Tuesday, April 14, 2009

Administration lawyer delays the debut of Supreme Court

WASHINGTON - Elena Kagan, the Obama administration's top Supreme Court lawyer, is to pass the chance to claim his first high court in a case of largest minority voting rights.

Instead, Kagan, confirmed by the Senate last month as solicitor general, will wait until fall to make its debut, the spokesperson of the Ministry of Justice Beverley Lumpkin said Tuesday.

When Kagan took office, Lumpkin said, most cases, the court will hear in April had already been assigned.

"I guess she would have spent the last few weeks doing nothing, but the preparation, but this is not something she wanted to do. There is much to do to speed up in the office, "said Lumpkin.
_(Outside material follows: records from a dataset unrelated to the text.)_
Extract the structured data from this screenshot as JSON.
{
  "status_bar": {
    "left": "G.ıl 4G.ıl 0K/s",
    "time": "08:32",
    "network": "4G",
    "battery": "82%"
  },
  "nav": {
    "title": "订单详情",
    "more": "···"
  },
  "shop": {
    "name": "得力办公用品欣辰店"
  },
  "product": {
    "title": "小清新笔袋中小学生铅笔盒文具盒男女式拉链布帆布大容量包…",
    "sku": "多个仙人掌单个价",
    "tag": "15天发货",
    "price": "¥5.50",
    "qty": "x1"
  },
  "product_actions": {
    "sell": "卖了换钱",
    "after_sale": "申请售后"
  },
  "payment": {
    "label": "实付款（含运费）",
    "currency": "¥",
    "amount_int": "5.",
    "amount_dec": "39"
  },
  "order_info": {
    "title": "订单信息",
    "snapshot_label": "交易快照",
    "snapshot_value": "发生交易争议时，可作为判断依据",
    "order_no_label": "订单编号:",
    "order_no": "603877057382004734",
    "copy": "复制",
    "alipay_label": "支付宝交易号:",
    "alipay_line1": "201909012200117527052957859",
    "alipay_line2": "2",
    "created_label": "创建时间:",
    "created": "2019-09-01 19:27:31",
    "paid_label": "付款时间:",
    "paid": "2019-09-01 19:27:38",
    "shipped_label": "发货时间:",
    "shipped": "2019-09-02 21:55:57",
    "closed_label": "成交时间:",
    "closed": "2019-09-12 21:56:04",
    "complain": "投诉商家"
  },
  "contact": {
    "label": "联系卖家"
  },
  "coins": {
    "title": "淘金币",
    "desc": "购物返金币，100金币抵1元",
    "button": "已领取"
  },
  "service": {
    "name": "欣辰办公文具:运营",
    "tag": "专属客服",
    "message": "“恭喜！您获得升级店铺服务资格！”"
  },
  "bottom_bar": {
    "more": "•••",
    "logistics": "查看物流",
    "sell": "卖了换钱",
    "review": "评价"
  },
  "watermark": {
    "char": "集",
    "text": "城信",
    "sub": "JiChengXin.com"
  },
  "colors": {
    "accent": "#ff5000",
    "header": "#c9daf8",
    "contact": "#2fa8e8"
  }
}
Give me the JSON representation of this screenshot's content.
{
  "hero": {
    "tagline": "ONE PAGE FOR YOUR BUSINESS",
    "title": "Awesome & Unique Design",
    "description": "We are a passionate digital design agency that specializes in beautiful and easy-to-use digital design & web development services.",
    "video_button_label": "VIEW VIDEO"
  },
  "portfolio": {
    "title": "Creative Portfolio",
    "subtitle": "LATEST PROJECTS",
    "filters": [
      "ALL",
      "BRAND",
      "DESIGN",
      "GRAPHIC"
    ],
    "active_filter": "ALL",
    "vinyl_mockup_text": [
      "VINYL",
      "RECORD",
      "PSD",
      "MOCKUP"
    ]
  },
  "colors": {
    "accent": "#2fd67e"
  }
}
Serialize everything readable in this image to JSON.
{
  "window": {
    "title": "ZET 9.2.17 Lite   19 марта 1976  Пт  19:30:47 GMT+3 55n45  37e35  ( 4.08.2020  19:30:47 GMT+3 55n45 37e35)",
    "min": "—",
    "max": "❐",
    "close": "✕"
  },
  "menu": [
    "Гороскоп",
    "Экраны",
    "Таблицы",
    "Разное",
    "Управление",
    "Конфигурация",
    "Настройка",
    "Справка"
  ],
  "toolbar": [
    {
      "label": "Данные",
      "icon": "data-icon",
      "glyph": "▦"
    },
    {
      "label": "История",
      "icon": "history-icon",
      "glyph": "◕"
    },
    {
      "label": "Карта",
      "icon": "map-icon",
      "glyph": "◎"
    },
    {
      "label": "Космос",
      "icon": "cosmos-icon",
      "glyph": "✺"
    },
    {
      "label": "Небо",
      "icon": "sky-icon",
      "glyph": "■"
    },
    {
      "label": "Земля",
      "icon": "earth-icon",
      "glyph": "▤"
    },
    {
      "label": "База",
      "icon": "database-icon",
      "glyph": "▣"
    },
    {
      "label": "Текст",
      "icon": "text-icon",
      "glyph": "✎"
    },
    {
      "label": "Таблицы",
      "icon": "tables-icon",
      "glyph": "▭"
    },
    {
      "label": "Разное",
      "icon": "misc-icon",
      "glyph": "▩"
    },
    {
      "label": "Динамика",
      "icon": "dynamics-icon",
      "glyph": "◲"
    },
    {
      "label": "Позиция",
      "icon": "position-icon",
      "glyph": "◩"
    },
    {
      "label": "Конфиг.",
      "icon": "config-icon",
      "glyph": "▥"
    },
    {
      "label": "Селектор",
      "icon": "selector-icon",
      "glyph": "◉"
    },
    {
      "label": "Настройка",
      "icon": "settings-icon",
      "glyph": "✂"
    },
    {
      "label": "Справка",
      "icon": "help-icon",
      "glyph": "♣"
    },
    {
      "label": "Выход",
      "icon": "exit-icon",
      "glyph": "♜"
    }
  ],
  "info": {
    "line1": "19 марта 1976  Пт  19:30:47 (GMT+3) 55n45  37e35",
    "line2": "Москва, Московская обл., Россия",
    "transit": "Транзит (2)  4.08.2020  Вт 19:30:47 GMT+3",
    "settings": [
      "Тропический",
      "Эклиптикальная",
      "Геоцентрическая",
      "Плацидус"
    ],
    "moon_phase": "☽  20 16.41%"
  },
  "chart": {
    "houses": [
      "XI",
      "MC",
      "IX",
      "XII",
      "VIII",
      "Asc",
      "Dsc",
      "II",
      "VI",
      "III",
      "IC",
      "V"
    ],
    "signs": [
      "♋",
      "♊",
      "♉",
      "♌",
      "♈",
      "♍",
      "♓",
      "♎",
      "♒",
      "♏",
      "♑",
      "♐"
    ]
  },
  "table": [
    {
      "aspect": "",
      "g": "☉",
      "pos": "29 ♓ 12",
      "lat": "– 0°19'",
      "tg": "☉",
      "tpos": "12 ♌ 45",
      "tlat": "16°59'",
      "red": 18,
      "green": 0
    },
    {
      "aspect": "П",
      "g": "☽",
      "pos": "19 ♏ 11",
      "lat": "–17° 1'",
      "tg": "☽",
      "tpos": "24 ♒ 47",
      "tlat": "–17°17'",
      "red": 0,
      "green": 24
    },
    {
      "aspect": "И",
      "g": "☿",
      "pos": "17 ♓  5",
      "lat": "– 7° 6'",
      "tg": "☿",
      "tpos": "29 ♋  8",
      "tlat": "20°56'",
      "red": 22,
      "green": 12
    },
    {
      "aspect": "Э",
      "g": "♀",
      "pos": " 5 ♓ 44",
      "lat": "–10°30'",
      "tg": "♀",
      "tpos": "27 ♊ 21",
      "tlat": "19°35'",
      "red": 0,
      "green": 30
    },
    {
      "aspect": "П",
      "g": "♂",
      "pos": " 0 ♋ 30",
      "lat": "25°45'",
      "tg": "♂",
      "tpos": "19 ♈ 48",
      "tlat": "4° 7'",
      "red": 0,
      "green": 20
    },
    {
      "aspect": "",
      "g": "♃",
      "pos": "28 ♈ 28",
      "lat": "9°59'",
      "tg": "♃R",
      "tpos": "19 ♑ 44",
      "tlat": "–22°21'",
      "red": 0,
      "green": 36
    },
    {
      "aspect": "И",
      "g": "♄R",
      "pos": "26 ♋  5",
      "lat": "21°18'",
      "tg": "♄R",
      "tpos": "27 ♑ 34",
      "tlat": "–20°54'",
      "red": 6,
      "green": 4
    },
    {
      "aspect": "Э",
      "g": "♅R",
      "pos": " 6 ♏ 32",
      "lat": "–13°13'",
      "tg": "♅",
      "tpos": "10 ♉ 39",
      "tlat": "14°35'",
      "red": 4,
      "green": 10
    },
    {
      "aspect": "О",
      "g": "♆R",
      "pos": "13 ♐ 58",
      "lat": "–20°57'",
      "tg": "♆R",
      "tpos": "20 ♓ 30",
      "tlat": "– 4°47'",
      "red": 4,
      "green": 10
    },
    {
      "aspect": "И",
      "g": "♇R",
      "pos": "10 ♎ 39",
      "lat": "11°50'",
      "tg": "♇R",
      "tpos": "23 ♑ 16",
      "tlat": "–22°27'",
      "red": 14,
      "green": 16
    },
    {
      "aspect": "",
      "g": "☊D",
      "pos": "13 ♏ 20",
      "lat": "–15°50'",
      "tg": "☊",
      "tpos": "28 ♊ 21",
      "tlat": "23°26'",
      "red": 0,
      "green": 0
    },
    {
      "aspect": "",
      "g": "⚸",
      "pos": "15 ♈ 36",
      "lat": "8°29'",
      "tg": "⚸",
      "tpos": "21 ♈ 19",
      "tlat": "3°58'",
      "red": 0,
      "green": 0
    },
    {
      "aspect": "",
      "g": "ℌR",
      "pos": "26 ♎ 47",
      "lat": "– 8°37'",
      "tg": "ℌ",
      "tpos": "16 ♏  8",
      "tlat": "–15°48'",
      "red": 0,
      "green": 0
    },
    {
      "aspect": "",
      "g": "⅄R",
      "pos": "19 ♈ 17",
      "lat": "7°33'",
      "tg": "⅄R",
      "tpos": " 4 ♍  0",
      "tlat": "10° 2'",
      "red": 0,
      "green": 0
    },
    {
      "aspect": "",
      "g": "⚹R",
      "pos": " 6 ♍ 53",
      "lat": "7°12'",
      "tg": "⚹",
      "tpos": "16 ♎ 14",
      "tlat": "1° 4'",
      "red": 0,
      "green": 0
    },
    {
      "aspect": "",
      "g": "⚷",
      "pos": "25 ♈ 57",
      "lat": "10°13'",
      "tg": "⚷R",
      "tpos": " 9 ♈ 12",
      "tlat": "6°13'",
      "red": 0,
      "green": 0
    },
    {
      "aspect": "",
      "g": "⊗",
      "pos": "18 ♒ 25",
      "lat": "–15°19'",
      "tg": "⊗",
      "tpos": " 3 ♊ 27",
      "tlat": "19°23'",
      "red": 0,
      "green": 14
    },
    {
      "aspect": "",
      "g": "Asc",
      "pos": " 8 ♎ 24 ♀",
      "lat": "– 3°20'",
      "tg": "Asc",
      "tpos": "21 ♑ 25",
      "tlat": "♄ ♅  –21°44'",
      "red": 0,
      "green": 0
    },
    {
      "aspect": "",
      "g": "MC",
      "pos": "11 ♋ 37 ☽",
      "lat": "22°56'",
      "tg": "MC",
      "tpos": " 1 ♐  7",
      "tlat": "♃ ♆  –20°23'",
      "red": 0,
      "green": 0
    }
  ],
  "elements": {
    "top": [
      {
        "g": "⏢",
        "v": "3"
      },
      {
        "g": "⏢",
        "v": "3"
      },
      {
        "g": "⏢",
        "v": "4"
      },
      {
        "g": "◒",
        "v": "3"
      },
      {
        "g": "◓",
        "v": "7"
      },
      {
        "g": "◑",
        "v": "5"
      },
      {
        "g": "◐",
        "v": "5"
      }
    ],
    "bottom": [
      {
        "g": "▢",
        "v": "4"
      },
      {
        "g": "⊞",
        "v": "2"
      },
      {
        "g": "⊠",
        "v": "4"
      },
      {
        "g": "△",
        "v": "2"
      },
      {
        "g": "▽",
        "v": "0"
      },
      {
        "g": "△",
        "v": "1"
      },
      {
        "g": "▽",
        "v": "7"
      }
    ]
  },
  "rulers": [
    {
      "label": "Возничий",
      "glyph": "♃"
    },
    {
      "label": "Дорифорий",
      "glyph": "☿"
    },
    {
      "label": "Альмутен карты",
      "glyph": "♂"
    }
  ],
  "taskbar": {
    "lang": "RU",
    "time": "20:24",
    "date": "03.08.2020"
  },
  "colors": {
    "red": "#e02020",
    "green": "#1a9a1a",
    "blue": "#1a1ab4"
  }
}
The Solicitor General deals usually the case in court. The challenge to a provision of the law on voting rights, which will be discussed April 29 is perhaps the term most cases.

Kagan has a resume more impressive - former dean of Harvard Law School, Clinton White House official and clerk of the Supreme Court - but she has little courtroom experience.

David Garrow, a historian at the University of Cambridge, who wrote on the court and voting rights, said recently that Kagan would do better to break with a more easy. In the area of voting rights, Garrow said, "You would run a significantly higher risk of making a mistake as you would on most things."

Kagan's top deputy, Neal Katyal, will undertake the administration of the argument in the case, Lumpkin said. He argued three cases before and won a great victory in 2006 when he represented the Guantanamo detainees who were facing military tribunals.

What is the ultimate luxury? Justice Clarence Thomas has answered this question how many former southern air conditioning.

Thomas, who spent part of his childhood in Georgia, in an apartment without inside a toilet, let alone air conditioning, told a group of students winning essay in a recent speech that they need to find out adapt their expectations and appreciate all that life has to offer in good times and bad.

"Many of us have come to believe that we are owed prosperity," Thomas said at a dinner sponsored by the Institute of Human Rights.

Thomas, 60, said he had learned as more and more of what it is not always fun and success. "There were no guarantees, except that we had the right to try," says Thomas.

The pitfalls of modern life, people are a little spoiled, "said Thomas. He remembers when he asked a group of students who came to see him in court if one of them had a cell phone. Each of them has done.

"I am one of those who think that the dishwasher is a miracle," says Thomas. "And I must admit, I like to load."

After his speech, Thomas was asked how his judicial philosophy has changed from his time at Yale Law School. He laughed and said he did not have a judicial philosophy at the time. "I was trying to get a degree," he said.

Justice John Paul Stevens, turns 89 on Monday, when the judges return to the bench for the last two weeks of arguments this term.

Stevens is only the second justice to be celebrating its 89th anniversary while the court. Oliver Wendell Holmes, who retired at age 90 in 1932, was another.

Do not expect birthday wishes to be offered in the courtroom. That will come later, during lunch from judges, the days of the court is in session. As Justice Ruth Bader Ginsburg noted in a recent speech, the judges in general "to celebrate a birthday with a pre-lunch toast and a 'Happy Birthday' chorus usually headed by Justice (Antonin) Scalia.

Why Scalia? "Because to us, it is better able to carry a song," says Ginsburg.

Her husband, noted tax lawyer and Georgetown University law professor Martin Ginsburg, sometimes cooked a cake for the occasion, she said.